- Born: 12 November 1773 Madrid
- Died: 18 July 1834 (aged 60) Madrid
- Conflicts: Peninsular War Battle of Valencia; Battle of Uclés; Battle of Saguntum; Battle of Castalla; ;

= Eugenio Palafox Portocarrero =

Spanish army officer (1773–1834)

Eugenio Eulalio Palafox y Portocarrero (1773–1834), 7th Count of Montijo and 17th Count of Teba, was a Spanish military officer during the Peninsular War.

==Early career==
Elected honorary academician of the Real Academia de la Historia in 1794, he was prevented from reading his inaugural speech, which proposed presenting the nobility as a moderating power on the absolutist monarchs, when Godoy got wind of it. Having initially been banished to Toledo, he finally ended up in Granada, where he joined that city's Regiment of Provincial Militias as a lieutenant colonel.

==Peninsular War==

===1807===
Attached to the 1st Division of the Provincial Grenadiers at Cádiz, Montijo formed part of the auxiliary Spanish corps that aided General Junot's Army of the Gironde in invading Portugal.

===1808===

In April 1808 Montijo was promoted to colonel and transferred to the Provincial Regiment of Cuenca.

Towards the end of June, he saw action at the Battle of Valencia (26 June). He then headed off, at the head of a brigade, to relieve Zaragoza, accompanied by Saint-Marcq's Walloon Guards.

On 15 August he was promoted to brigadier.

On 27 August, following José Palafox's instructions to push as far up the Ebro as he could, Montijo, at the head of a column of the Army of Aragón reached the bridge at Alfaro, almost opposite the left flank of the French forces at Milagro. When attacked there by Lefebvre-Desnouettes's cavalry, the Spanish column retreated to Tudela, where Marshal Moncey met them with an infantry division. Again, Montijo retreated. Thinking that these skirmishes must be mere diversions, and under the impression that the attack would be coming from that side, King Joseph moved his reserves up the river to Miranda. Montijo, however, had given way because his troops were raw levies, and because his nearest support was Saragossa.

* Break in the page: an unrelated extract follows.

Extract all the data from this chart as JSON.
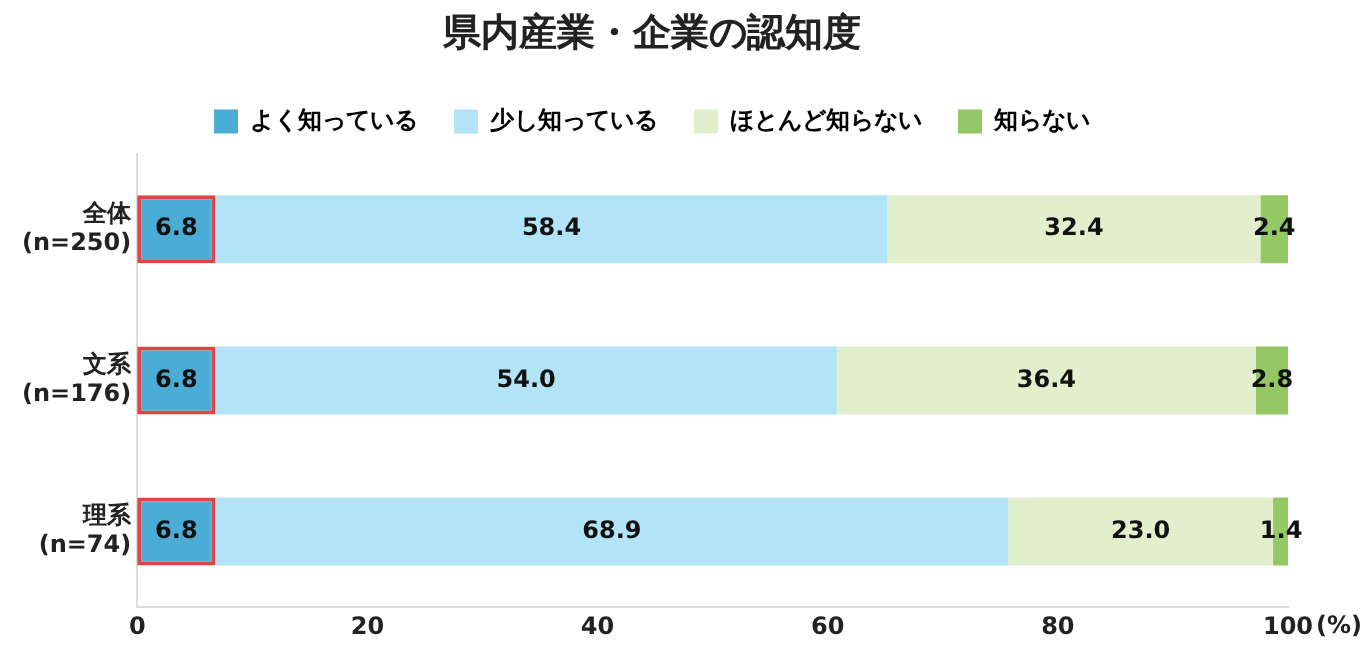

Montijo returned to Madrid towards the end of September and tried to form a government of relevant aristocrats but met with the opposition of the Duke of Infantado. Together with the Marquis of Coupigny and Francisco Palafox, as members of the Junta Militar commissioned by the Junta Central to oversee military matters, they were especially preoccupied with Castaños' movements on the Ebro.

At the end of October, Montijo was a member of the deputation from the Supreme Junta, consisting of Francisco Palafox and Coupigny, that was sent to put pressure on Castaños for not yet having attacked the French. José Palafox joined them from Saragossa. By the beginning of November, "after a long and stormy meeting", it was decided to resume offensive operations.

===1809===

In February, Montijo fought at Uclés (13 February).

In mid-April, Montijo was almost successful in carrying out a pronunciamiento in Granada, supported by Infantado and Francisco Palafox, and for which the Junta banished him to San Lucar.

Montijo, together with members of the old Junta of Seville, Francisco Palafox, and the Dukes of Infantado and Osuna, was one of the conspirators planning to overthrow the Central Junta, deport them all to the Canaries, and proclaim a Regency. That September, they approached Wellesley, British Ambassador to Spain (and Wellington's younger brother), to request his aid, which he refused. Wellesley immediately reported the plot, without revealing any names, to Martín de Garay, secretary to the Junta.
 Montijo was imprisoned in Seville for participating in the plot.

===1810===

In January, Montijo and Palafox escaped from prison during a mutiny. Montijo joined the Army of Extremadura, but due to differences with the generals there, he returned to Cádiz in September and by the end of October was in Alicante, once again at the head of his Provincial Regiment of Cuenca.

===1811===
From June to September Montijo saw action in the Alpujarras, where he won several small skirmishes against General Godinot's troops, who had been tasked with controlling the area. In August he captured two Polish companies near Motril, and later checked a column of 1,500 men under Colonel Rémond.

He then went to Murcia to take up command of the 1st Division of the 3rd Army, with which he saw action at Saguntum and later tried to relieve Valencia.

===1812===

The new commander-in-chief of the 3rd Army, José O'Donnell, called him back to Alicante where, in July, Montijo saw action at Castalla (21 July).

In November he was promoted to field marshal.

==Post-war career==
In June 1814 Montijo was appointed captain general of the Kingdom of Granada, and in August 1815 he was promoted to lieutenant general.

In August 1819, he was imprisoned in Santiago for his connections with the liberal revolutionaries. However, with Riego's uprising at the beginning of 1820 he was released the following February. At the end of March he was appointed captain general of Old Castille but dismissed at the end of April and confined to barracks at Murcia.

He died in 1834 without children and was succeeded by his younger brother Cipriano.